Right, let’s talk about the part of the SELECT statement that feels the most like creative writing: the column list. This is where you tell the database exactly what you want to see, and it’s far more powerful than just listing a few column names. You can rename things on the fly, perform calculations, and even create entirely new data from what’s stored. It’s the projection of your data universe.

The most basic form is the laundry list: SELECT column1, column2, .... But slapping a * in there is the equivalent of saying “I’ll have one of everything.” It’s fast, easy, and often what you start with to see what you’re working with. But using SELECT * in production code is like shouting your social security number in a coffee shop—it works, but it’s a terrible, reckless habit. You’re asking for every single column, which is wasteful over the network and a ticking time bomb if someone adds a 4GB BLOB column to that table later. Always specify the columns you need. Your future self (and your DBA) will thank you.

Expression Columns: Your Data, Transformed

This is where the magic happens. You’re not limited to just the raw data in the columns; you can manipulate it right in the query. Need to calculate a total? Concatenate a first and last name? Adjust a price for inflation? Do it here.

SELECT
    product_name,
    unit_price,
    units_in_stock,
    unit_price * units_in_stock AS potential_revenue
FROM products;

See that unit_price * units_in_stock? That’s an expression column. The database calculates that value for every single row on the fly. You can use all the standard arithmetic operators (+, -, *, /), string functions (CONCAT(), UPPER()), date functions, and more. It’s a full-fledged calculator and text editor built into your query.

Aliases: Or, How to Make Your Output Less Ugly

Look at the output of the previous query. That fourth column probably has a nightmare name like potential_revenue or, even worse, something generated by the database like ?column?. This is where aliases come in. You use the AS keyword to give a column (or a table) a temporary name for the duration of the result set. It doesn’t change the underlying table; it just makes the output readable.

SELECT
    first_name || ' ' || last_name AS full_name, -- PostgreSQL string concat
    title,
    hire_date,
    EXTRACT(YEAR FROM AGE(hire_date)) AS years_with_company -- More PG magic
FROM employees;

The AS keyword is actually optional in most SQL dialects. You could just write full_name, but including it is a best practice. It makes your intent crystal clear and separates the expression from the alias, which is critical when the expression is complex. Omitting AS is like removing the Oxford comma—it might work most of the time, but eventually it will cause a confusing disaster.

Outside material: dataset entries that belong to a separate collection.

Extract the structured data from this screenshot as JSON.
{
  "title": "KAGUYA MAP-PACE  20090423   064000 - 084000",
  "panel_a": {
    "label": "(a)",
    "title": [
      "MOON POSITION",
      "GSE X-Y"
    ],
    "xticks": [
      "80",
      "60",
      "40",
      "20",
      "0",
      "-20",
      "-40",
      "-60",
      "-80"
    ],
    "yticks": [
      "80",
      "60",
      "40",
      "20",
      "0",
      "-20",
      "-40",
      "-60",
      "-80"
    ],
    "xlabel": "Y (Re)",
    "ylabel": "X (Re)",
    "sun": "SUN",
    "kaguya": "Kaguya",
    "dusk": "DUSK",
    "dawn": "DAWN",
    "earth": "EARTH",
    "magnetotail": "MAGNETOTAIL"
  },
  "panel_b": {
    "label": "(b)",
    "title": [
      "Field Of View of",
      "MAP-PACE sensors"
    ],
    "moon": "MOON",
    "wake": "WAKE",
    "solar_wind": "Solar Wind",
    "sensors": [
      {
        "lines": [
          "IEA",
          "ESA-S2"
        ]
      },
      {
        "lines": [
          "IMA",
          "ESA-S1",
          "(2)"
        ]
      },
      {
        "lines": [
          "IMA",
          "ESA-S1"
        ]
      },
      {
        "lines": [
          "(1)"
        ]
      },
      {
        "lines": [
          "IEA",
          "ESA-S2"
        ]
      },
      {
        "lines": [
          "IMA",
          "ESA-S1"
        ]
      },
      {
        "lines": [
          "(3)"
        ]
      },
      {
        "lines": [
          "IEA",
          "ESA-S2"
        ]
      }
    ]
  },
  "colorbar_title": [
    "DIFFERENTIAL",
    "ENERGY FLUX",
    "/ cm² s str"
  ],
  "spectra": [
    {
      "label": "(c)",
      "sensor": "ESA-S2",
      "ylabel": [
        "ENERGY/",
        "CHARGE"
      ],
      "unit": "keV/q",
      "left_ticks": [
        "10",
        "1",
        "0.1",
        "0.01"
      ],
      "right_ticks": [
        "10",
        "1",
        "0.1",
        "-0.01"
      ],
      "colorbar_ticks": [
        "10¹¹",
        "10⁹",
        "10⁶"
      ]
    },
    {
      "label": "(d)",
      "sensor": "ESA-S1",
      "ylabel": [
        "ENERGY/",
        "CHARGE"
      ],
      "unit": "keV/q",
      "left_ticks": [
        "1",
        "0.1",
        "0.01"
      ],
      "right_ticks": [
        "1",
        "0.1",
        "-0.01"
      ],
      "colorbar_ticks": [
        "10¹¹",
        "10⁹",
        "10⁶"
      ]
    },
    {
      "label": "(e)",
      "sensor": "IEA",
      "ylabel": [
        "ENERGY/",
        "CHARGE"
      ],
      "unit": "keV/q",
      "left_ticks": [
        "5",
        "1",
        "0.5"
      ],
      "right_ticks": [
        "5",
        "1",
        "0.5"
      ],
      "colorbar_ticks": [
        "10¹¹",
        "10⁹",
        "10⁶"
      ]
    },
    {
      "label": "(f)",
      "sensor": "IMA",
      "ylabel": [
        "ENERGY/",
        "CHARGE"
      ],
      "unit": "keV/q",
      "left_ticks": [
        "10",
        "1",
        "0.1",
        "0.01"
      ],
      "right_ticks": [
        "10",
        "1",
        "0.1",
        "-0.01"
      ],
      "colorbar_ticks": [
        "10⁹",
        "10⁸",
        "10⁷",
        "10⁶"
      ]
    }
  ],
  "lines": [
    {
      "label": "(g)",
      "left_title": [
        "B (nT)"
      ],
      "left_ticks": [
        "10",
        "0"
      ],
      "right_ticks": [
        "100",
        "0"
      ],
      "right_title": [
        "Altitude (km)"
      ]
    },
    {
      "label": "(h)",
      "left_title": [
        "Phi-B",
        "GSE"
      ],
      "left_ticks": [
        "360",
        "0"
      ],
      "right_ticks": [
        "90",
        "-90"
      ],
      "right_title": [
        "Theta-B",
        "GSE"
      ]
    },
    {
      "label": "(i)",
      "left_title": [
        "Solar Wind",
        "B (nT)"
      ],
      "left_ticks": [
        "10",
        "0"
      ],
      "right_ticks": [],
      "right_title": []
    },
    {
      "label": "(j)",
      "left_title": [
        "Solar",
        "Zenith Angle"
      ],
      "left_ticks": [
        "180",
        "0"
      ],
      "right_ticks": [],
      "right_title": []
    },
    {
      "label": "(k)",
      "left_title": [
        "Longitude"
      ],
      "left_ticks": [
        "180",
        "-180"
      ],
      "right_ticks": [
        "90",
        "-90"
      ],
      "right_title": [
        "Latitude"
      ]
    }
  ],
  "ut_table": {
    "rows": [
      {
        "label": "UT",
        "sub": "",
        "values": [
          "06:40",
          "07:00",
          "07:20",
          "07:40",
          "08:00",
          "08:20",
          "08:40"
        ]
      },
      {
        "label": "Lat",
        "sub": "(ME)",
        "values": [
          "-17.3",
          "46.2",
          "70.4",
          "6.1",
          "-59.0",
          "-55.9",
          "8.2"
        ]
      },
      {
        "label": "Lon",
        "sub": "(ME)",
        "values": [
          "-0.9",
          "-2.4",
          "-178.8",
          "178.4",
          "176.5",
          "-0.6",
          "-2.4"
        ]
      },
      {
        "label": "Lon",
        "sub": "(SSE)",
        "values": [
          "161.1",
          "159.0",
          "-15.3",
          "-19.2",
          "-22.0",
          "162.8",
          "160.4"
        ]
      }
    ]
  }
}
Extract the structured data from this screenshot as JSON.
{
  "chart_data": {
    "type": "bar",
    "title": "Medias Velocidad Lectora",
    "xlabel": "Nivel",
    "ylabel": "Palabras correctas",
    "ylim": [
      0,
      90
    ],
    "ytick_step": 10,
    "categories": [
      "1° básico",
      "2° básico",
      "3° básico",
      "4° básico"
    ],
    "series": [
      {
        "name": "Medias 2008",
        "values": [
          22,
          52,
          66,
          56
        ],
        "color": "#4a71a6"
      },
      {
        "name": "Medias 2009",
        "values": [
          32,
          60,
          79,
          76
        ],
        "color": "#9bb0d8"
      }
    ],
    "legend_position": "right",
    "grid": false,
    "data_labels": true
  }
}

The Subtle Pitfalls of Aliases

Here’s the first major “gotcha”: you cannot use a column alias in the WHERE clause. The order of execution in a SQL query is weird. The database needs to figure out which rows to get (FROM + WHERE) before it figures out what to call those rows and how to calculate your fancy expressions (SELECT). So this will fail spectacularly:

SELECT
    unit_price * quantity AS total_cost
FROM order_details
WHERE total_cost > 100; -- NOPE. The database has no idea what 'total_cost' is here.

You have to repeat the expression in the WHERE clause:

SELECT
    unit_price * quantity AS total_cost
FROM order_details
WHERE unit_price * quantity > 100; -- This is the correct, albeit annoying, way.

Some databases, like MySQL, might let you get away with this sin in a GROUP BY due to their… let’s call it “flexible” interpretation of the standard, but don’t rely on it. Be explicit. Be safe.

DISTINCT: The Great Deduplicator

Sometimes you just want to know the unique values. DISTINCT is your tool for this. Plop it right after SELECT and it will remove duplicate rows from your entire result set.

-- How many different countries are our customers in?
SELECT DISTINCT country
FROM customers
ORDER BY country;

Crucially, DISTINCT operates on the entire row, not just the first column. It checks the combination of all selected columns for uniqueness.

-- Gets unique combinations of city and country
SELECT DISTINCT city, country
FROM customers;

A word of caution: DISTINCT is often used as a band-aid for a poorly written join that creates duplicates. If you find yourself slapping DISTINCT on a query “just to be safe,” stop and figure out why you’re getting duplicates in the first place. You’re likely masking a deeper problem in your logic. Also, it’s a relatively expensive operation; the database has to sort and compare every single result row. Use it, but use it intentionally.